Title: FRUIT SUSCEPTIBILITY OF MALUS GERMPLASM TO ATTACK FROM FRUIT FEEDING PESTS: SEARCHING FOR POTENTIAL HOST-PLANT RESISTANCE MECHANISMS IN APPLE

Author
item Myers, Clayton
item Leskey, Tracy
item REISSIG, W. HARVEY - CORNELL UNIV, GENEVA, NY

Submitted to: Annual Cumberland Shenandoah Fruit Workers Conference
Publication Type: Abstract Only
Publication Acceptance Date: 1/2/2007
Publication Date: 3/1/2007
Citation: Myers, C.T., Leskey, T.C., Reissig, W. 2007. Fruit susceptibility of malus germplasm to attack from fruit feeding pests: Searching for potential host-plant resistance mechanisms in apple. . Annual Cumberland Shenandoah Fruit Workers Conference.

Interpretive Summary:

Technical Abstract: Codling moth (CM), Cydia pomonella L., oriental fruit moth (OFM), Grapholita molesta (Busck), plum curculio (PC), Conotrachelus nenuphar (Herbst), and apple maggot, Rhagoletis pomonella (Walsh) continue to pose significant threats to sustainable apple production in the United States.
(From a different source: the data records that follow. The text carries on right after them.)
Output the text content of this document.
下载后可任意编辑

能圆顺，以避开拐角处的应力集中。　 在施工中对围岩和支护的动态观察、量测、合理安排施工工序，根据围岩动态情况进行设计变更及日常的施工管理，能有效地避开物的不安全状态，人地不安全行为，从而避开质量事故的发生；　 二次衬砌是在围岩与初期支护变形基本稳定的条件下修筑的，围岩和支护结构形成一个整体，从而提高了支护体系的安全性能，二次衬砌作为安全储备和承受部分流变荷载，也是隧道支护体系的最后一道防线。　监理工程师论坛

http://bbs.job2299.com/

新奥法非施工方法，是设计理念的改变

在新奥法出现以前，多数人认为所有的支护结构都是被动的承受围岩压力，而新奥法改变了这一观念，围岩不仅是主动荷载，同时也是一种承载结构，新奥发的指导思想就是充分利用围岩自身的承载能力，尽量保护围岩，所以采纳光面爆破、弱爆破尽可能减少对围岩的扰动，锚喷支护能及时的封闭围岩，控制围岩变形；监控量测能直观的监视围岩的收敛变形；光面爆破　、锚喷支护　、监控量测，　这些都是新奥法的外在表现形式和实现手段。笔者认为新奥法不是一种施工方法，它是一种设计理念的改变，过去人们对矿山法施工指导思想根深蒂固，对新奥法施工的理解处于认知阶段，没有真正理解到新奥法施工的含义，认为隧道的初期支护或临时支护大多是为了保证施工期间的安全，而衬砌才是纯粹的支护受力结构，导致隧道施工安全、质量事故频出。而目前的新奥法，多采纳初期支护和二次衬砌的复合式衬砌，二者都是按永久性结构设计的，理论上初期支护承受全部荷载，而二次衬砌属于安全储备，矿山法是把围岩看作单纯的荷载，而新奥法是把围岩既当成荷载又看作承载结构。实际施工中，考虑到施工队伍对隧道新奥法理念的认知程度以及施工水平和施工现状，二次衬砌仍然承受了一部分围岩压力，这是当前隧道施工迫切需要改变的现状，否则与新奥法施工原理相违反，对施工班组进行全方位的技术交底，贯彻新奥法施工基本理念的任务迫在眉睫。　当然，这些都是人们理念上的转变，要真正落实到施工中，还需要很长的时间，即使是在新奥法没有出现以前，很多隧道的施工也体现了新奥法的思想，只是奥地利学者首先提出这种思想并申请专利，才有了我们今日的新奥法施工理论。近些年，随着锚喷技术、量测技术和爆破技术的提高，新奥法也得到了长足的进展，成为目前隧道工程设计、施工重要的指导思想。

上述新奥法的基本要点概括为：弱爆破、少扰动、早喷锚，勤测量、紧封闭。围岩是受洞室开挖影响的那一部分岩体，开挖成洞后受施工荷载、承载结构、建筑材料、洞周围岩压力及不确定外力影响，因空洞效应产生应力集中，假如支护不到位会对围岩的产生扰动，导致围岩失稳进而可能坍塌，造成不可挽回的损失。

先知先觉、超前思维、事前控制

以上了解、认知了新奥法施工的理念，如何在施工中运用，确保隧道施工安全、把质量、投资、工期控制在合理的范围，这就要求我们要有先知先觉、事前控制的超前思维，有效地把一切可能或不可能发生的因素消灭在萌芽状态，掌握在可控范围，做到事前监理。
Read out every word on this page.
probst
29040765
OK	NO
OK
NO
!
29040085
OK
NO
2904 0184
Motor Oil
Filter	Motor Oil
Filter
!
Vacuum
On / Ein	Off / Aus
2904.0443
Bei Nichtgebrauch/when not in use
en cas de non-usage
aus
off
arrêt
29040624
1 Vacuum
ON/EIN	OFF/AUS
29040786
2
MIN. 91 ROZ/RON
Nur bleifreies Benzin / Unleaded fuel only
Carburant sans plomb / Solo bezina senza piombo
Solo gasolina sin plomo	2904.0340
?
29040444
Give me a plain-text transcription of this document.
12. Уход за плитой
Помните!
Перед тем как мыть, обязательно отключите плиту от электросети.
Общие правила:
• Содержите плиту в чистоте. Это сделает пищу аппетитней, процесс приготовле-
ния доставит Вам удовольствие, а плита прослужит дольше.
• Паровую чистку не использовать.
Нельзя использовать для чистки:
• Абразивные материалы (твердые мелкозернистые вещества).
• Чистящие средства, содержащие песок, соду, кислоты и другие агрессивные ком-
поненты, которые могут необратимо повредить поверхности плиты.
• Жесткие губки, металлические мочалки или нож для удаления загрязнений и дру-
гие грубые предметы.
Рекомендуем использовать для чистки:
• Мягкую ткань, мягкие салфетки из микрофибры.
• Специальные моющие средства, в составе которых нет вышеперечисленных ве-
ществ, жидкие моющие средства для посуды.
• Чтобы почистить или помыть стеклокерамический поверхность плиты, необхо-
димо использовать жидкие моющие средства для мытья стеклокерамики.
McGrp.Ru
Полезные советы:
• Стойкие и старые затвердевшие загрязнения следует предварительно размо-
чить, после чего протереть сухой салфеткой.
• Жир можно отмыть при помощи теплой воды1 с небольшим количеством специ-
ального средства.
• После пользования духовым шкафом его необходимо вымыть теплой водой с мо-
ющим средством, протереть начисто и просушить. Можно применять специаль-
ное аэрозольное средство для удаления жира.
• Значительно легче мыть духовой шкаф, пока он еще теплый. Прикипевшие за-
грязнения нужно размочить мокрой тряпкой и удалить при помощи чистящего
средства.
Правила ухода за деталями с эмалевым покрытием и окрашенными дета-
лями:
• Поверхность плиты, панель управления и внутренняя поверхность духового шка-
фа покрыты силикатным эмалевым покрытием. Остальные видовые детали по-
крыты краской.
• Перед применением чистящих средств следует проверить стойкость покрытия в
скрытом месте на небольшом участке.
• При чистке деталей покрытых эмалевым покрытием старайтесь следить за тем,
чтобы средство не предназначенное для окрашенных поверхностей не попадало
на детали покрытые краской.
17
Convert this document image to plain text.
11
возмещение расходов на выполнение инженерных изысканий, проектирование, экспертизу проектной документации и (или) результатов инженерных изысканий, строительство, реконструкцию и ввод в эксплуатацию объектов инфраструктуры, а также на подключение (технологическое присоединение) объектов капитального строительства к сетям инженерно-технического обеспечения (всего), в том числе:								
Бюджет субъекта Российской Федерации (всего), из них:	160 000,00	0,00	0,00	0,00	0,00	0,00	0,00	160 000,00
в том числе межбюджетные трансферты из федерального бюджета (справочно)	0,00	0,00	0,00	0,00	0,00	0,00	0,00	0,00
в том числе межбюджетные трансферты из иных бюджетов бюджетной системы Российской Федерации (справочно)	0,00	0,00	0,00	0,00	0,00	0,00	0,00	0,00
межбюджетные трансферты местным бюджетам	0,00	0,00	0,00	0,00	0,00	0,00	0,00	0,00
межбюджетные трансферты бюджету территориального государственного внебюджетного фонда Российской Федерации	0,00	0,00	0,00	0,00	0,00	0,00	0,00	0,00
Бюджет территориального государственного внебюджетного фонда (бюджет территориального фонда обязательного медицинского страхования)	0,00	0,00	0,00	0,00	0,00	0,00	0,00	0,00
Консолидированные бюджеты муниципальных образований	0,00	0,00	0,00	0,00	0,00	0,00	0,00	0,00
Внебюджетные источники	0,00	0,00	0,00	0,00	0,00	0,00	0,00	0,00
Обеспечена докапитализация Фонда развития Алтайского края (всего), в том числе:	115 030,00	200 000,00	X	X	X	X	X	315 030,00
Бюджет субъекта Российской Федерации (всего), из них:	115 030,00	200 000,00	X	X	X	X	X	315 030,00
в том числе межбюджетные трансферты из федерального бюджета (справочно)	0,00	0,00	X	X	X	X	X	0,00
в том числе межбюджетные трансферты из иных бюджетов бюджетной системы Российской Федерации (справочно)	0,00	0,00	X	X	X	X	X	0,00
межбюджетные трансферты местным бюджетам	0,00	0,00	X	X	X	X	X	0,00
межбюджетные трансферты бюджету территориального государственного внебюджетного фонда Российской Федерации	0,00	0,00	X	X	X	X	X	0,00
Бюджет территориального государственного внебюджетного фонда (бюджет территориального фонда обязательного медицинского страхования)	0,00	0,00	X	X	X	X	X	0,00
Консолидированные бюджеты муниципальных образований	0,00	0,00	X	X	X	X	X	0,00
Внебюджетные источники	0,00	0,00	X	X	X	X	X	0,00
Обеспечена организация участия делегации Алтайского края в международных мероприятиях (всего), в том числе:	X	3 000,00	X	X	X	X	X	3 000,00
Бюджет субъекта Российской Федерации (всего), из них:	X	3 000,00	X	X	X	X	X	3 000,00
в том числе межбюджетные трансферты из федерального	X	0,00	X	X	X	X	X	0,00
Research is ongoing to evaluate numerous apple accessions, including both domestic releases and exotic apple and crabapple species from around the world, for potential natural resistance to attack from these insect pests. Prior observations from 2005 have indicated that there is significant variation in pest susceptibility among exotic Malus species housed at the USDA germplasm repository in Geneva, NY. Malus tschonoskii is very resistant to larval feeding by both OFM and CM in the laboratory. Larval survival on fruit of M. tschonoskii was zero or near zero. While M. tschonoskii has some negative horticultural traits that would be obstacles to breeding efforts, there is reason to believe it may possibly be a potential source for genetic resistance to internal feeders. Other Malus accessions, while appearing promising in the field in 2005, had varying susceptibility to internal feeders in the lab and are probably not good sources of genetic resistance. Several cultivars from the Purdue-Rutgers-Illinois (PRI) apple breeding program released with claims of insect pest resistance, are actually not resistant to attack from PC, AM, CM, or OFM. These claims need to be revised in both the horticultural literature and in USDA’s online germplasm database.